(Publicado en Escuela el 15 de diciembre de 2016)
“Virgencita, virgencita, que me quede como estoy”. En los últimos meses esta plegaria se ha extendido por centros de secundaria, administraciones autonómicas y universidades ante una de las herencias más envenenadas que nos ha dejado el wertismo. Y es que la PAU casi nos parece perfecta comparada con esa oxidada bisagra que la LOMCE ha puesto entre el bachillerato y la universidad.
Las
palabras importan. Por eso no fue inocente el cambio que se produjo hace años
desde una prueba pensada para la selección (la vieja selectividad) hacia otra
(la PAU) orientada principalmente a ordenar el acceso a los estudios con límite
de plazas.
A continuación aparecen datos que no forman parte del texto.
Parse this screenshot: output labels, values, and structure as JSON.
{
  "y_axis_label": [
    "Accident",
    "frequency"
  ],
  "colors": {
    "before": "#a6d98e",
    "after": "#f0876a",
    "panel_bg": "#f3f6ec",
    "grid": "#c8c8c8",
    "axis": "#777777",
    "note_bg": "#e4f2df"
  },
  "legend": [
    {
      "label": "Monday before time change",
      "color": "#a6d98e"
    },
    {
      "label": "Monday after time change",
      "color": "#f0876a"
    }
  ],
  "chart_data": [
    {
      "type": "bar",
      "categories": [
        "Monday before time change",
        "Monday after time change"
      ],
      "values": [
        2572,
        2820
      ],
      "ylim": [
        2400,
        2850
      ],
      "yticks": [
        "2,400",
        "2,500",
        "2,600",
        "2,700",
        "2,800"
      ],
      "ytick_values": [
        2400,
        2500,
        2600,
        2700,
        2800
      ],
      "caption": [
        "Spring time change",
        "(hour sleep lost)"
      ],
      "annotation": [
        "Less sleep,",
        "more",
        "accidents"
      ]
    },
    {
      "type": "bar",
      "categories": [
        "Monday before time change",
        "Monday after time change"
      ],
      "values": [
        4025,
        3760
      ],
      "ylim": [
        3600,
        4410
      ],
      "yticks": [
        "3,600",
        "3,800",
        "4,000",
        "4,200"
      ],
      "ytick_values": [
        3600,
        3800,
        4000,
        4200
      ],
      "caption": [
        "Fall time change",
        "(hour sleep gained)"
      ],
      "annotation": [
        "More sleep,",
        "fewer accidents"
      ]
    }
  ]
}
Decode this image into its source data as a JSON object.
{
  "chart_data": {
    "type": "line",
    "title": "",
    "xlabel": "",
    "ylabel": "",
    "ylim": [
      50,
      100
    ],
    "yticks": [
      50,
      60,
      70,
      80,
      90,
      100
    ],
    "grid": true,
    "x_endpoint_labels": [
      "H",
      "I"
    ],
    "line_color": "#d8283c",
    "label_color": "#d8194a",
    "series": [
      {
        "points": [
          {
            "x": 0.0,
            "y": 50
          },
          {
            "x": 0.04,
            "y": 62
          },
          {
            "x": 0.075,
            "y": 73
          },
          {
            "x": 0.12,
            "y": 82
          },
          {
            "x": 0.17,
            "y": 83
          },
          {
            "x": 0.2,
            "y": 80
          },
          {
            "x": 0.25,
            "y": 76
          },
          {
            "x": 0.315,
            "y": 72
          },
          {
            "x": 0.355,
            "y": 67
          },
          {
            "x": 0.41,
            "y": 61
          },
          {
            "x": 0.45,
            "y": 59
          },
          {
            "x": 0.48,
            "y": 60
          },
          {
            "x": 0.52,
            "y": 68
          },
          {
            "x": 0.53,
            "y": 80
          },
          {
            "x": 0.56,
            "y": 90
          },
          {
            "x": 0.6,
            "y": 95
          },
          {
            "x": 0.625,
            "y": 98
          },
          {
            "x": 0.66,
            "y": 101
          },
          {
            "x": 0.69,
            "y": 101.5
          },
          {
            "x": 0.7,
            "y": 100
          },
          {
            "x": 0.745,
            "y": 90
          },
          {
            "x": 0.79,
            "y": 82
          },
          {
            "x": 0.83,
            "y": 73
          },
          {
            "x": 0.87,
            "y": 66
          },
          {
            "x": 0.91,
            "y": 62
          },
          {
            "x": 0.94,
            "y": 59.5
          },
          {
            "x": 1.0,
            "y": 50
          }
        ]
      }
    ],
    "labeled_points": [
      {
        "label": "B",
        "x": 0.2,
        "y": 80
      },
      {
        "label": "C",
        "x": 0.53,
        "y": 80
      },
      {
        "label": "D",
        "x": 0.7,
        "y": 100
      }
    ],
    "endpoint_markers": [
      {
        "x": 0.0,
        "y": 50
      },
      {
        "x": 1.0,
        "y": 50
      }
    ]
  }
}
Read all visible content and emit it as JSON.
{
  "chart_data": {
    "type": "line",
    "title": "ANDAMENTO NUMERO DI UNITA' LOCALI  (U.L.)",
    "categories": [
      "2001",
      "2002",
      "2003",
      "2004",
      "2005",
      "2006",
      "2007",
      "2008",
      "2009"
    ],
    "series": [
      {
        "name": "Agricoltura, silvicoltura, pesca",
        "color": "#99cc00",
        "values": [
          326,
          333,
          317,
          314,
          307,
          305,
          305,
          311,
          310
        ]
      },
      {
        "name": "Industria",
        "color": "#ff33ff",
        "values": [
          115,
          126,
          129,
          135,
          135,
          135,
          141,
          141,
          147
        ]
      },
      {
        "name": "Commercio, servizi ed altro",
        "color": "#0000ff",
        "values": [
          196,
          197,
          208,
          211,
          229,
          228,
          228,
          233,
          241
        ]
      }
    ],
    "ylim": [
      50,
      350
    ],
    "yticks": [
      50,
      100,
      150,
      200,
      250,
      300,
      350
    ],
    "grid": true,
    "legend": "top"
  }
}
Con la LOMCE nos enfrentamos a un nuevo dispositivo que es primo
hermano de aquellas viejas reválidas que hasta en el nombre desconfiaban de los
alumnos y los profesores.
Además
de establecer un bachillerato mucho menos flexible en el que no será inocuo el
nuevo lugar que ocupan las Matemáticas (ahora materia común en sustitución de Historia
de la Filosofía en segundo y de Ciencias para el Mundo Contemporáneo en
primero), la LOMCE introduce en el artículo 36 bis una evaluación final por la
que los alumnos tendrían que examinarse del doble de materias que en la PAU con
muchas menos oportunidades de elección de las que había antes.